No broad catches in business logic. except Exception is allowed only at CLI entry points and async task roots. Ruff rule BLE001 enforces this — an unexpected exception crashes loudly instead of being silently swallowed.

Why classify, instead of just propagating the exception?

A raw openai.RateLimitError tells a Python except clause what to catch, but it does not tell the Temporal retry engine whether to retry, the HTTP adapter which status to emit, or an agent whether the failure is the user's fault. Classification turns an exception into a decision input that every consumer can act on uniformly.


The Layer Model

An error rises through a series of layers. Each layer has exactly one job.

Layer Role What it does with errors
5 — CLI entry points pipelex / pipelex-agent commands Catch, format for human (Rich) / agent (JSON·MD) / HTTP
4 — CLI factories cli_factory.py, agent_cli_factory.py Catch setup errors, route to handlers
3 — Pipeline runner PipelexRunner.execute_pipeline() Catch + wrap as PipelineExecutionError
2 — Pipe router / operators PipeRouter, pipe operators Catch + wrap with pipe context (pipe_code, pipe_stack)
1 — Workers / SDK calls pipelex/plugins/*/ Catch the SDK exception → classify → raise CogtError
0 — Third-party SDKs OpenAI, Anthropic, Google, … Raise raw, untyped provider exceptions

Classification happens once, at Layer 1. Layers 2–5 are wrappers: they attach context as they catch and re-raise, but the error_category, error_domain, model, and provider set at Layer 1 reach Layer 5 unchanged (see Cause-Chain Enrichment).


ErrorReport — the Serialization Schema

ErrorReport (pipelex/base_exceptions.py) is the single source of truth for error serialization. It is a frozen Pydantic dataclass with extra="forbid".

Field Type Meaning
error_type str The exception class name
message str Human-readable message
error_category str \| None InferenceErrorCategory value (inference errors only)
error_domain str \| None ErrorDomain value — input / config / runtime
retryable bool \| None Whether a retry could succeed
user_action UserAction \| None Typed advice — kind + free-form detail
model str \| None Model handle, when the failure is attributable to one
provider str \| None Backend name, when attributable
provider_metadata ProviderErrorMetadata \| None SDK metadata — status code, request id, retry_after

PipelexError.to_error_report() is the entry point. to_dict() serializes, dropping None fields; from_dict() is its strict inverse.
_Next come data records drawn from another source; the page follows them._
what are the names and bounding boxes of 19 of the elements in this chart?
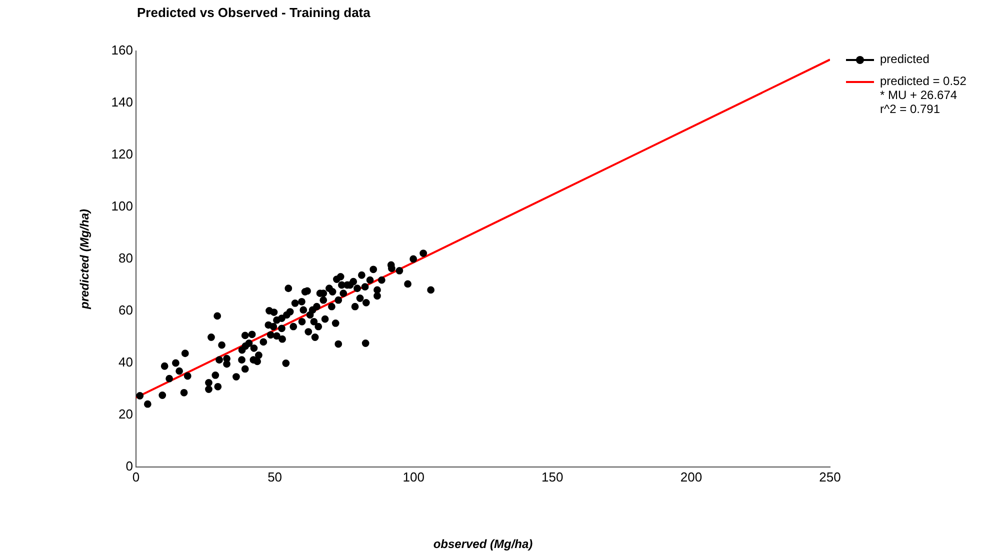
chart-title: Predicted vs Observed - Training data	[137, 5, 370, 20]
y-tick-label: 20	[118, 406, 133, 422]
x-axis-title: observed (Mg/ha)	[433, 537, 533, 552]
y-axis-title: predicted (Mg/ha)	[78, 208, 92, 310]
y-tick-label: 100	[111, 198, 133, 214]
x-tick-label: 200	[680, 469, 702, 484]
y-tick-label: 160	[111, 42, 133, 58]
y-tick-label: 80	[118, 250, 133, 266]
y-tick-label: 140	[111, 94, 133, 110]
y-tick-label: 120	[111, 146, 133, 162]
x-tick-label: 100	[402, 469, 424, 484]
x-tick-label: 250	[819, 469, 841, 484]
x-tick-label: 150	[542, 469, 564, 484]
x-tick-label: 50	[268, 469, 282, 484]
legend-label: predicted	[880, 52, 930, 66]
y-tick-label: 40	[118, 354, 133, 370]
legend-label: predicted = 0.52 * MU + 26.674 r^2 = 0.791	[880, 74, 968, 116]
y-tick-label: 60	[118, 302, 133, 318]
y-tick-label: 0	[126, 458, 133, 474]
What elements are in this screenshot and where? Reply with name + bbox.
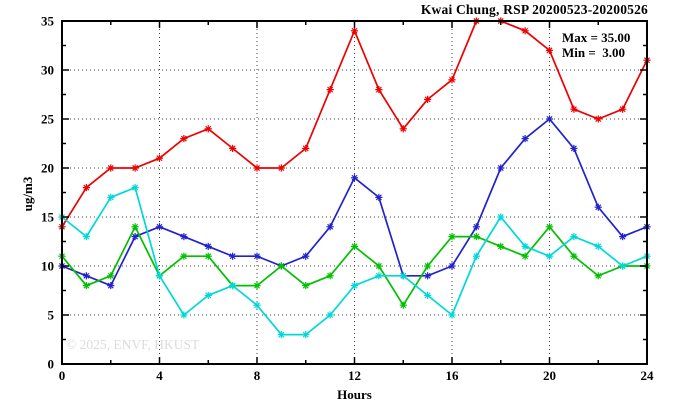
y-tick-label: 10 <box>41 259 54 274</box>
tick-labels: 0 4 8 12 16 20 24 0 5 10 15 20 25 30 35 <box>41 14 654 384</box>
x-tick-label: 24 <box>641 368 655 383</box>
x-tick-label: 20 <box>543 368 556 383</box>
x-tick-label: 8 <box>254 368 261 383</box>
x-tick-label: 4 <box>156 368 163 383</box>
y-tick-label: 0 <box>48 357 55 372</box>
max-annotation: Max = 35.00 <box>562 30 631 45</box>
series-blue-line <box>61 117 648 287</box>
x-tick-label: 12 <box>348 368 361 383</box>
y-tick-label: 35 <box>41 14 55 29</box>
series-blue <box>58 115 651 290</box>
chart-title: Kwai Chung, RSP 20200523-20200526 <box>420 2 648 17</box>
y-tick-label: 25 <box>41 112 55 127</box>
x-axis-label: Hours <box>337 387 372 402</box>
watermark: © 2025, ENVF, HKUST <box>66 337 200 352</box>
min-annotation: Min = 3.00 <box>562 45 626 60</box>
series-cyan <box>58 184 651 339</box>
series-cyan-markers <box>58 184 651 339</box>
axis-ticks <box>61 20 648 365</box>
y-tick-label: 5 <box>48 308 55 323</box>
max-min-annotation: Max = 35.00 Min = 3.00 <box>562 30 630 60</box>
series-blue-markers <box>58 115 651 290</box>
y-tick-label: 30 <box>41 63 54 78</box>
x-tick-label: 16 <box>446 368 460 383</box>
gridlines <box>62 21 647 364</box>
series-red-line <box>61 20 648 228</box>
x-tick-label: 0 <box>59 368 66 383</box>
y-tick-label: 20 <box>41 161 54 176</box>
y-tick-label: 15 <box>41 210 55 225</box>
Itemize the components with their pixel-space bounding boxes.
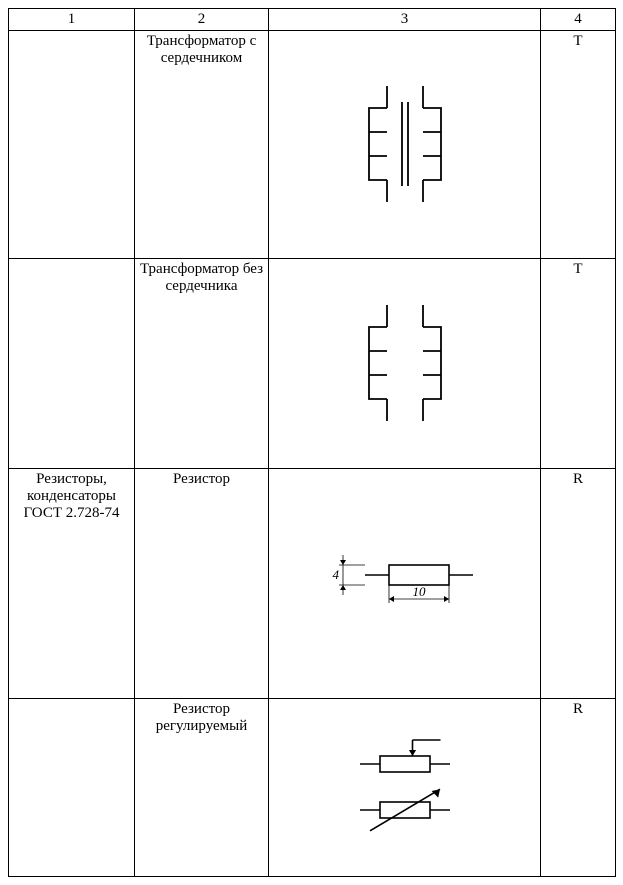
designator-cell: T	[541, 259, 616, 469]
table-row: Трансформатор с сердечником T	[9, 31, 616, 259]
category-cell	[9, 699, 135, 877]
designator-cell: T	[541, 31, 616, 259]
header-col1: 1	[9, 9, 135, 31]
header-col2: 2	[135, 9, 269, 31]
category-cell	[9, 259, 135, 469]
name-cell: Резистор регулируемый	[135, 699, 269, 877]
category-cell	[9, 31, 135, 259]
name-cell: Резистор	[135, 469, 269, 699]
symbol-cell	[269, 259, 541, 469]
name-cell: Трансформатор без сердечника	[135, 259, 269, 469]
svg-text:10: 10	[412, 584, 426, 599]
symbol-cell	[269, 31, 541, 259]
table-row: Трансформатор без сердечника T	[9, 259, 616, 469]
name-cell: Трансформатор с сердечником	[135, 31, 269, 259]
category-cell: Резисторы,конденсаторыГОСТ 2.728-74	[9, 469, 135, 699]
symbol-cell: 10 4	[269, 469, 541, 699]
table-row: Резистор регулируемый R	[9, 699, 616, 877]
symbols-table: 1 2 3 4 Трансформатор с сердечником TТра…	[8, 8, 616, 877]
table-row: Резисторы,конденсаторыГОСТ 2.728-74Резис…	[9, 469, 616, 699]
designator-cell: R	[541, 469, 616, 699]
header-row: 1 2 3 4	[9, 9, 616, 31]
header-col3: 3	[269, 9, 541, 31]
symbol-cell	[269, 699, 541, 877]
header-col4: 4	[541, 9, 616, 31]
svg-text:4: 4	[332, 567, 339, 582]
designator-cell: R	[541, 699, 616, 877]
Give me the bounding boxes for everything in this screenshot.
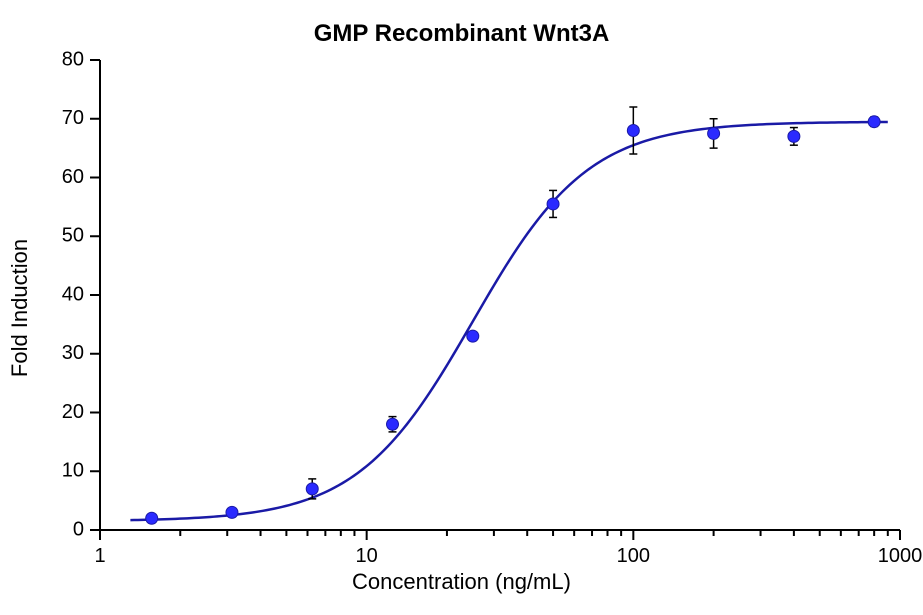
svg-text:80: 80 — [62, 48, 84, 70]
data-point — [467, 330, 479, 342]
chart-container: { "chart": { "type": "scatter-line", "ti… — [0, 0, 923, 615]
svg-text:0: 0 — [73, 518, 84, 540]
svg-text:60: 60 — [62, 166, 84, 188]
fit-curve — [130, 122, 887, 520]
svg-text:1000: 1000 — [878, 545, 923, 567]
data-point — [788, 130, 800, 142]
data-point — [226, 506, 238, 518]
data-point — [387, 418, 399, 430]
svg-text:50: 50 — [62, 225, 84, 247]
data-point — [708, 127, 720, 139]
data-point — [547, 198, 559, 210]
svg-text:10: 10 — [356, 545, 378, 567]
svg-text:10: 10 — [62, 460, 84, 482]
data-point — [627, 125, 639, 137]
data-point — [146, 512, 158, 524]
svg-text:20: 20 — [62, 401, 84, 423]
chart-svg: 0 10 20 30 40 50 60 70 80 1 10 100 1000 — [0, 0, 923, 615]
svg-text:30: 30 — [62, 342, 84, 364]
svg-text:100: 100 — [617, 545, 650, 567]
data-point — [868, 116, 880, 128]
data-point — [306, 483, 318, 495]
svg-text:70: 70 — [62, 107, 84, 129]
svg-text:1: 1 — [94, 545, 105, 567]
svg-text:40: 40 — [62, 283, 84, 305]
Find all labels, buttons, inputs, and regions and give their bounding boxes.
report = exc.to_error_report()
report.to_dict()         # {"error_type": "LLMCompletionError", "message": "...", ...}
ErrorReport.from_dict(d) # strict inverse — raises ValidationError on a malformed dict
report.http_status       # 422 / 429 / 500 — for HTTP adapters

ErrorReport is extra="forbid"

from_dict() rejects unknown keys. When recovering a report across a version boundary (e.g. a Temporal payload from a newer worker), trim to known fields before calling from_dict()recover_error_report() does exactly this.


Classification Enums

Two StrEnums drive every downstream decision.

InferenceErrorCategory

Defined in pipelex/cogt/exceptions.py. Drives retry decisions — is_retryable is True only for TRANSIENT.

Category Meaning Retryable Typical cause
TRANSIENT A brief, self-correcting failure Rate limit, 5xx, connection blip
CONFIGURATION The setup is wrong Bad API key, missing backend
CONTENT The input or prompt is wrong Content-policy violation, bad prompt
CAPACITY Account quota / billing exhausted insufficient_quota, HTTP 402
AMBIGUOUS Outcome unknown — may have committed Connection dropped mid-request
UNKNOWN Could not classify Unrecognized inner exception
class InferenceErrorCategory(StrEnum):
    TRANSIENT = "transient"
    # ... CONFIGURATION, CONTENT, CAPACITY, AMBIGUOUS ...
    UNKNOWN = "unknown"

    @property
    def is_retryable(self) -> bool:
        match self:
            case InferenceErrorCategory.TRANSIENT:
                return True
            case _:  # all other categories
                return False

AMBIGUOUS vs UNKNOWN

AMBIGUOUS means the error type is known but the operation may or may not have committed — a blind retry is unsafe for a non-idempotent call. UNKNOWN means classification itself failed. Both are non-retryable, for different reasons.

ErrorDomain

Defined in pipelex/base_exceptions.py. Set as a class-level attribute on the exception, drives HTTP status.

Domain Meaning HTTP status Who can fix it
INPUT Caller sent something it can fix 422 The caller
CONFIG Environment / configuration change needed 500 The operator
RUNTIME A failure during execution 500 Depends on the cause

error_domain_to_http_status() is the pure mapping table. ErrorReport.http_status layers one rule on top: a provider 429 (provider_metadata.status_code == 429) takes precedence over the domain, so the API can emit a Retry-After header.

class PipelexConfigError(PipelexError):
    error_domain = ErrorDomain.CONFIG     # class-level — every instance carries it

Worker Classification

Layer 0 → Layer 1. Every inference worker under pipelex/plugins/*/ catches its SDK's typed exceptions and re-raises a categorized CogtError.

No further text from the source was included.